The text-messaging feature, meantime, will give newspapers wide flexibility in how they handle advertisers’ marketing messages, said Saxotech Product Manager Mark Regan.

“Imagine if you receive a text message for a free Starbucks coffee, you can click on the ad and it’ll send you a numeric code you can show to the cashier to redeem,” he said. “That creates quite a personalized relationship.”

Equally as important, newspapers will also be able to customize news alerts to a near one-on-one level for their readers.

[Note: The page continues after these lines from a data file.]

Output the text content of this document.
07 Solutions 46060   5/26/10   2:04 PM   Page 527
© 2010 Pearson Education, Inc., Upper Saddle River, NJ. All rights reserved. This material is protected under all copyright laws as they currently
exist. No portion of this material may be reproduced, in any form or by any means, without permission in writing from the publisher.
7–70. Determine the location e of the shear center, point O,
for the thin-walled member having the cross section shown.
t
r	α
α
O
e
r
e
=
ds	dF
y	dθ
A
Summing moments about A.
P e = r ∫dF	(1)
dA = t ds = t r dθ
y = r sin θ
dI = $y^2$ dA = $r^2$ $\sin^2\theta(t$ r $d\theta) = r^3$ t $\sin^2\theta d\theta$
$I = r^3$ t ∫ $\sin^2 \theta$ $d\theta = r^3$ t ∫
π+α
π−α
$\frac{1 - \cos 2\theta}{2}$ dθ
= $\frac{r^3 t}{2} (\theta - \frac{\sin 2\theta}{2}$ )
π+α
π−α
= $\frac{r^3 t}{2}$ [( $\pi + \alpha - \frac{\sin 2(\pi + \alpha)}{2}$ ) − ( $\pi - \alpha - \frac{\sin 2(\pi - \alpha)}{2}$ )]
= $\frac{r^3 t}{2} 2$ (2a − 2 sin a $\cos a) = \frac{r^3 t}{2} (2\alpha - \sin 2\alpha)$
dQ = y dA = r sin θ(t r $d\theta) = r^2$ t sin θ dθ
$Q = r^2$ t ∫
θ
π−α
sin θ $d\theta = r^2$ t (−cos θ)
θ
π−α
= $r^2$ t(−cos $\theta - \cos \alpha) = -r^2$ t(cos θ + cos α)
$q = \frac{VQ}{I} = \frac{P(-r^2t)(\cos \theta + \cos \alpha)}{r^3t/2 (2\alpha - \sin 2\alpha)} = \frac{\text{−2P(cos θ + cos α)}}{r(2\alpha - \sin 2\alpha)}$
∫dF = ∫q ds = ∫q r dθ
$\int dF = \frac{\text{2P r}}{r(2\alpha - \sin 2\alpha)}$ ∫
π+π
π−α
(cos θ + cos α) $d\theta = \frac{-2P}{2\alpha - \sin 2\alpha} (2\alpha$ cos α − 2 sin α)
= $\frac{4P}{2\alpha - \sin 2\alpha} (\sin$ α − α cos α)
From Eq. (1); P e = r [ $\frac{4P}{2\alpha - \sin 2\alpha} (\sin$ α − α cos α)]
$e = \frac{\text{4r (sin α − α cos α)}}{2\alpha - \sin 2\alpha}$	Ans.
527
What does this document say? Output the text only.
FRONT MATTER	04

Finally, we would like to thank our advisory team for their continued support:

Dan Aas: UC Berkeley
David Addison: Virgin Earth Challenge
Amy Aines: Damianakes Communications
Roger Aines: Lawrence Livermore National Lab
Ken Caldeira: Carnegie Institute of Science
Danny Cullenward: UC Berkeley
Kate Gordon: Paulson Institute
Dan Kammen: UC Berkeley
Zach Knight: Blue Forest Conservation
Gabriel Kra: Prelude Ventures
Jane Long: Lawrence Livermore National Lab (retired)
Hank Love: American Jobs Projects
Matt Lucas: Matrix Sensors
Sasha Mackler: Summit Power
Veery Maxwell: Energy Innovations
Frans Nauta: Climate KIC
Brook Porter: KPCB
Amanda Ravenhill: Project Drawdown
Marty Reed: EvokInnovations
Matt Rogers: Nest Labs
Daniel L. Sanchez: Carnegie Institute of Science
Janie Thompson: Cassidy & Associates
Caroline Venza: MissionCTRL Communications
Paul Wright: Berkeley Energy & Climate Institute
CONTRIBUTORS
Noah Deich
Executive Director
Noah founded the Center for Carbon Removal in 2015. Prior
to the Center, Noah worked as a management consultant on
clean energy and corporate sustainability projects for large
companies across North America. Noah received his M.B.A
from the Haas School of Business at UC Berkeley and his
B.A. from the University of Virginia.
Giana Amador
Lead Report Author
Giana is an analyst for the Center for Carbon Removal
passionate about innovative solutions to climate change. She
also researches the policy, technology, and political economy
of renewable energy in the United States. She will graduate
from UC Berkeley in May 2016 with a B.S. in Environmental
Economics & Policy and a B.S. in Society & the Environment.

“A newspaper can create a special channel that delivers specialized news like the high school football game score,” Regan said. “That is a huge relationship that you’ve built because now they have in-depth coverage of a micro-niche that no one else can serve on any grand scale but newspapers can, because they have the information and publish it to a specific channel, with no additional cost to them.”

Booming mobile market

Regan said the partnership with San Ramon, Calif.-based NetInformer comes as mobile device usage in the United States accelerates.

“We’re predicting that 2008 is going to be a breakthrough year for newspapers in particular to deliver content to mobile devices,” he said.

According to findings from M:Metrics’ latest benchmark survey, more than 81 million Americans sent text messages in February, up 3.7 percent from the year-ago period.

That said, the U.S. market has a long way to go before catching up to European mobile subscribers, of whom more than 80 percent text-message on a regular basis.

Meantime, sleek new products like the Apple’s iPhone are broadening the concept of news on the go for a younger generation accustomed to mobile phone technology.

“The iPhone will become a catalyst for the whole mobile information revolution that’s going to happen over the next 12 to 18 months,” Harris said. “In order for a newspaper to be in touch with that next generation of readers and consumers, they are going to have to be in the text-messaging game.”

USA Today offers text-messaging service

USA Today last month rolled out a text-messaging service to provide real-time news and information to users through their mobile phones.

The national paper partnered with Palo Alto, Calif.-based 4Info Inc. to offer the service to its readers.

Users can sign up to receive free text alerts on specific subjects ranging from sports and business to movies and travel, the paper said.

USA Today previously worked with 4Info to provide mobile news and advertising programs. In one promotion during this year’s NCAA basketball tournament, more than 750,000 text messages were sent to USA Today readers.